April Ayers Lawson | Granta

April Ayers Lawson

April Ayers Lawson is the recipient of the 2011 Plimpton Prize for Fiction, as well as a 2015 writing fellowship from The Corporation of Yaddo. ‘Virgin’ was also named a 2011 favourite short story of the year by Flavorwire Magazine and anthologized in The Unprofessionals: New American Writing from the Paris Review (Penguin 2016). Her fiction has appeared in the Norwegian version of Granta, Oxford American, Vice, ZYZZYVA Crazyhorse, and Five Chapters, among others. She has lectured in the Creative Writing Department at Emory University, and is the 2016-2017 Kenan Visiting Writer at University of North Carolina Chapel Hill. Virgin and Other Stories is her first book.

Publications

Virgin

April Ayers Lawson

Set mostly in the American South, at the crossroads of a world both secular and devoutly Christian, April Ayers Lawson’s stories evoke the inner lives of young women and men navigating sexual, emotional, and spiritual awakenings.

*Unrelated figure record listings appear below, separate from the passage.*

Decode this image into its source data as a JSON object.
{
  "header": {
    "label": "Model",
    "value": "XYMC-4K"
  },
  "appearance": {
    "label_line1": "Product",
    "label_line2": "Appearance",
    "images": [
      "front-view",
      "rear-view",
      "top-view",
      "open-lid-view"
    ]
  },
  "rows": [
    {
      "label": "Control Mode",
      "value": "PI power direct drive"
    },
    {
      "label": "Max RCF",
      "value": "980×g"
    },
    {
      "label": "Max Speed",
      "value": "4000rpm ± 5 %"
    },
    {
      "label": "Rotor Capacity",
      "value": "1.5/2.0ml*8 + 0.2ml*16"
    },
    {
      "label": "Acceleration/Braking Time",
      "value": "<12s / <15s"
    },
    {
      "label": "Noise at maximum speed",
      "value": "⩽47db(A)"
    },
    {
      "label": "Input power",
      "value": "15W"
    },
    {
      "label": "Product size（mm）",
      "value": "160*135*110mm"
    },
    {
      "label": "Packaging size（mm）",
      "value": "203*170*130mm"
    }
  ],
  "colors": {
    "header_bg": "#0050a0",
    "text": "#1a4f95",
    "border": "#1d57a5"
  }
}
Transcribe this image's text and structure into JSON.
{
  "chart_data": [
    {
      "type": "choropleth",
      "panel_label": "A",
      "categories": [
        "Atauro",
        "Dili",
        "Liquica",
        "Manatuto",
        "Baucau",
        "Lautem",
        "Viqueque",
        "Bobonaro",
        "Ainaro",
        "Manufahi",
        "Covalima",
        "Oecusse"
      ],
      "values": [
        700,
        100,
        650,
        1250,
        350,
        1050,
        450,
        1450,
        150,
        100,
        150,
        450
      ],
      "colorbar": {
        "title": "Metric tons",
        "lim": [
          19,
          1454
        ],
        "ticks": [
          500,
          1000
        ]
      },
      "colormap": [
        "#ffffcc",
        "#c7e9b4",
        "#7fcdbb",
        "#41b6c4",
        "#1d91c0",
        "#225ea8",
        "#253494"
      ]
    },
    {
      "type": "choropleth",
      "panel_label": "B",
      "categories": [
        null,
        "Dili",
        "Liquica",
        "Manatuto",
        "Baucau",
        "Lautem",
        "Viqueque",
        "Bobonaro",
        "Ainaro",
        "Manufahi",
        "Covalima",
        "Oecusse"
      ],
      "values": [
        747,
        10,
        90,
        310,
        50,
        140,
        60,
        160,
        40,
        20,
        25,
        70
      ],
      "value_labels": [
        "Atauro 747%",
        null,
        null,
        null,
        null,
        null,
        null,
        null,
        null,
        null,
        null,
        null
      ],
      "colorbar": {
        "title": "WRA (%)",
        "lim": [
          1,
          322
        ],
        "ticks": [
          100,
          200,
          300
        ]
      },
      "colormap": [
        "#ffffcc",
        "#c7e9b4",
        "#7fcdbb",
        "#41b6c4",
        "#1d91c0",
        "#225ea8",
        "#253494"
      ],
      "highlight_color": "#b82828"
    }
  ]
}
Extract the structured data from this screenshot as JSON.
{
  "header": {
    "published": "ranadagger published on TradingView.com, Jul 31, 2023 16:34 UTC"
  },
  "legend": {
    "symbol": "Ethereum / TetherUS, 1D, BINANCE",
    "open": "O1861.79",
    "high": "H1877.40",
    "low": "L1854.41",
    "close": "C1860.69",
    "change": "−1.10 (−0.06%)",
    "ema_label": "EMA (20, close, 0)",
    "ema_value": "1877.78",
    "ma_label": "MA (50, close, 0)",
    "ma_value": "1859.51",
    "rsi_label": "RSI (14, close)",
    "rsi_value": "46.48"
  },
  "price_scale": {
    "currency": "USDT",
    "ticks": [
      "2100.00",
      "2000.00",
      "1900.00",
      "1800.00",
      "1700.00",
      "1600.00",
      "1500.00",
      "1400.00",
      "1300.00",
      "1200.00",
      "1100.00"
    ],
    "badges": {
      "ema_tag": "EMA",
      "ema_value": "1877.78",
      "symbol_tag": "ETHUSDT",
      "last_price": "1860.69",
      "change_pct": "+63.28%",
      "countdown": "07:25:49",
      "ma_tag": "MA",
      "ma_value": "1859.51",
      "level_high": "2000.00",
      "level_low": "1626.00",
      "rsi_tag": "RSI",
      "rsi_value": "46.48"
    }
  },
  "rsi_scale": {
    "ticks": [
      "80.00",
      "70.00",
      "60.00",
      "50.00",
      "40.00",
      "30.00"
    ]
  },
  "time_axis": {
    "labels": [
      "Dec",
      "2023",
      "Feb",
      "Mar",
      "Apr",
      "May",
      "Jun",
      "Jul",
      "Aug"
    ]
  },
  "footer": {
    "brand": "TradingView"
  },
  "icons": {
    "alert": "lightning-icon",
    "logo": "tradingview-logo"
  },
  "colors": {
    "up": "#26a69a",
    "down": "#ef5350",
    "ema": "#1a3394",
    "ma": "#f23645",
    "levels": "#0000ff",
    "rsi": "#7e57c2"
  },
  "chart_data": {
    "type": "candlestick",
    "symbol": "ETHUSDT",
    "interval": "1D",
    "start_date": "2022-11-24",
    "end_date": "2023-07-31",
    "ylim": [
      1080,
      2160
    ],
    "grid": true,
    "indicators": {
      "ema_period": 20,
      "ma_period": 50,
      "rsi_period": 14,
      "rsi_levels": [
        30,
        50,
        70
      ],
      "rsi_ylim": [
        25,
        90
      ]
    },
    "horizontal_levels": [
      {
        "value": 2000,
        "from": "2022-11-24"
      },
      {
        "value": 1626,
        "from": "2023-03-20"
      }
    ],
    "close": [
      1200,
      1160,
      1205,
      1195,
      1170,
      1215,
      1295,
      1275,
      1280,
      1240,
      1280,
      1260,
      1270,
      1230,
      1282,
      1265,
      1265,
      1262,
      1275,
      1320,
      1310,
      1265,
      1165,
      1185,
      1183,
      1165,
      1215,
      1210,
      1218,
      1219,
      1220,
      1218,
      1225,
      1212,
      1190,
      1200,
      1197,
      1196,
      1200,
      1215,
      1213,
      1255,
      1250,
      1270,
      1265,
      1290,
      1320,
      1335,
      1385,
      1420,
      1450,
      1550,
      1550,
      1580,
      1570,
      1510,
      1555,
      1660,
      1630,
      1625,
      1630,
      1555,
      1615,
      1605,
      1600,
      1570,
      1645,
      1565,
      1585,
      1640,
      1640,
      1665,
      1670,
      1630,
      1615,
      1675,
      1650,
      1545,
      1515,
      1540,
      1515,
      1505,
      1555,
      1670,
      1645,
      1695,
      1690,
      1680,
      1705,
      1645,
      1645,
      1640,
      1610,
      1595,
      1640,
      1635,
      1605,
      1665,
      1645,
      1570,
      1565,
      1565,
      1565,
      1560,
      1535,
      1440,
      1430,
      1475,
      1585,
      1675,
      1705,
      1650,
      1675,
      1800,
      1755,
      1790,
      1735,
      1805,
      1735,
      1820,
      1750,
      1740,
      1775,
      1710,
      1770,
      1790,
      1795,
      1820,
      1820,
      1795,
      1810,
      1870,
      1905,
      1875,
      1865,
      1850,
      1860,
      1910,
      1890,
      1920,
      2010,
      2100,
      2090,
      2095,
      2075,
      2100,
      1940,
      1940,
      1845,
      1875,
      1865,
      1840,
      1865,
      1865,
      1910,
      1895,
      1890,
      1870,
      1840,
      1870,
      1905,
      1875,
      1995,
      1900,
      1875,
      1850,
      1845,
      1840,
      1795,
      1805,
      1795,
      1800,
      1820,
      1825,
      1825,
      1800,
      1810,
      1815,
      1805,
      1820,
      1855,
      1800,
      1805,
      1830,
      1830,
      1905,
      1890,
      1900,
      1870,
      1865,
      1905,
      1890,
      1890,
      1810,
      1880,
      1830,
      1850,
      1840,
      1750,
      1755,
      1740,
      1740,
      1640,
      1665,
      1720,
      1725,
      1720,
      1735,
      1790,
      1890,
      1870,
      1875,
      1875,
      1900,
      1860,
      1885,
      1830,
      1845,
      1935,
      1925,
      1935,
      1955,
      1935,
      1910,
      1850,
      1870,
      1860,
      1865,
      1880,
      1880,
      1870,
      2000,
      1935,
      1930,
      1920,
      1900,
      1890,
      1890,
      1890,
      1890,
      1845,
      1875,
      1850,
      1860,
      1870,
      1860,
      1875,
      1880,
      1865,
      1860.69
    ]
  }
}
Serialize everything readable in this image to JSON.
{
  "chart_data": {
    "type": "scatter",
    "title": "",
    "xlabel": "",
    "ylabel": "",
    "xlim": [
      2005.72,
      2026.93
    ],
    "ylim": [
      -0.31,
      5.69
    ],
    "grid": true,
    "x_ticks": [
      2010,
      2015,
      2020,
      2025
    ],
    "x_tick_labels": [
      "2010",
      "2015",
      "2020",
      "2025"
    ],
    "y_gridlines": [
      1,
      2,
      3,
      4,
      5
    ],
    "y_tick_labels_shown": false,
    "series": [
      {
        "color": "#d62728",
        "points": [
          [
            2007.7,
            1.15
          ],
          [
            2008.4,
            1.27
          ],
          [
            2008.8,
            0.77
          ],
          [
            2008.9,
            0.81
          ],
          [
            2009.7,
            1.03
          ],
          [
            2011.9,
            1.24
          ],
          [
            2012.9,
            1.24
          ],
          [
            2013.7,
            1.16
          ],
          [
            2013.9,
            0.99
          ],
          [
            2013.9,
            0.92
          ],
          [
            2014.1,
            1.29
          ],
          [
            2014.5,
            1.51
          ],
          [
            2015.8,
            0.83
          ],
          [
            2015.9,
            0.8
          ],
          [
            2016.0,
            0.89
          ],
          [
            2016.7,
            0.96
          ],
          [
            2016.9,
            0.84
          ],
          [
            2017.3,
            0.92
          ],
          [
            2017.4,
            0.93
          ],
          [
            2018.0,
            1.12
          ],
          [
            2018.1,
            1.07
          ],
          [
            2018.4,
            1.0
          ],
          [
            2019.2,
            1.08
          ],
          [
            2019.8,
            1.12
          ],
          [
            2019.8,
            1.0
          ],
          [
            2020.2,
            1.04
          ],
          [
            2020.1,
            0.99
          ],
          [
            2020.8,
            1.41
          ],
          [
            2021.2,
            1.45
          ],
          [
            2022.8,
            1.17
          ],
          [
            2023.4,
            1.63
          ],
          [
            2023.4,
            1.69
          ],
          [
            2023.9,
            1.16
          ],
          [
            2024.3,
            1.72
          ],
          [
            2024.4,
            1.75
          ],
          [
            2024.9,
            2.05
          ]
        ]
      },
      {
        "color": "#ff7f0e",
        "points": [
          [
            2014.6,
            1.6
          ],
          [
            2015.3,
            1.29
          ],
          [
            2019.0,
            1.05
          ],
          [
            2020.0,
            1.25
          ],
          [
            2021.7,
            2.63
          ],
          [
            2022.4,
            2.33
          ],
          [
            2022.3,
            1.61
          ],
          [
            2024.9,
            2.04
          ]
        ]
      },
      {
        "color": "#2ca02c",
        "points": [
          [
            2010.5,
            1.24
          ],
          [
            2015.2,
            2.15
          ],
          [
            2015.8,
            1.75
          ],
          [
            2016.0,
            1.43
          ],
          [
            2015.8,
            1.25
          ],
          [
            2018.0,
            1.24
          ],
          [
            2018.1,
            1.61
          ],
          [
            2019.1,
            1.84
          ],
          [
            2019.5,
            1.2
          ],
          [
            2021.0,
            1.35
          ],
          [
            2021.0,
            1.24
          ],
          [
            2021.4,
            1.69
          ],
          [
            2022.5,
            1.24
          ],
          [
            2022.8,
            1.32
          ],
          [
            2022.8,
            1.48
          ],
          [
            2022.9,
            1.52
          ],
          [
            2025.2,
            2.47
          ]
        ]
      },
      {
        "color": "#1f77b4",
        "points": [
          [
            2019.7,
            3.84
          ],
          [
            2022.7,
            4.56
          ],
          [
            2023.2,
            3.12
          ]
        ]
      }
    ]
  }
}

In ‘The Negative Effects of Homeschooling’, Conner, sixteen, accompanies his grieving mother to the funeral of her best friend Charlene, a woman who was once a man. In ‘The Way You Must Play Always’, Gretchen, a thirteen year old who looks even younger, heads into her weekly piano lesson in nervous anticipation of her next illicit meeting with her teacher’s brother, Wesley. ‘Vulnerability’ charts the edgy attraction a promising young artist begins to feel for her art dealer. And in the title story, ‘Virgin’, Jake grapples with the growing chasm between him and his wife, Sheila, a woman who was still a virgin when they wed. At a cocktail party thrown by a wealthy donor to his hospital, he ponders the intertwining imperatives of marriage – sex and love, violation and trust, spirituality and desire – even as he finds himself succumbing to the temptations of his host.

Self-assured and sensual, this collection introduces the work of a young writer of unusual mastery.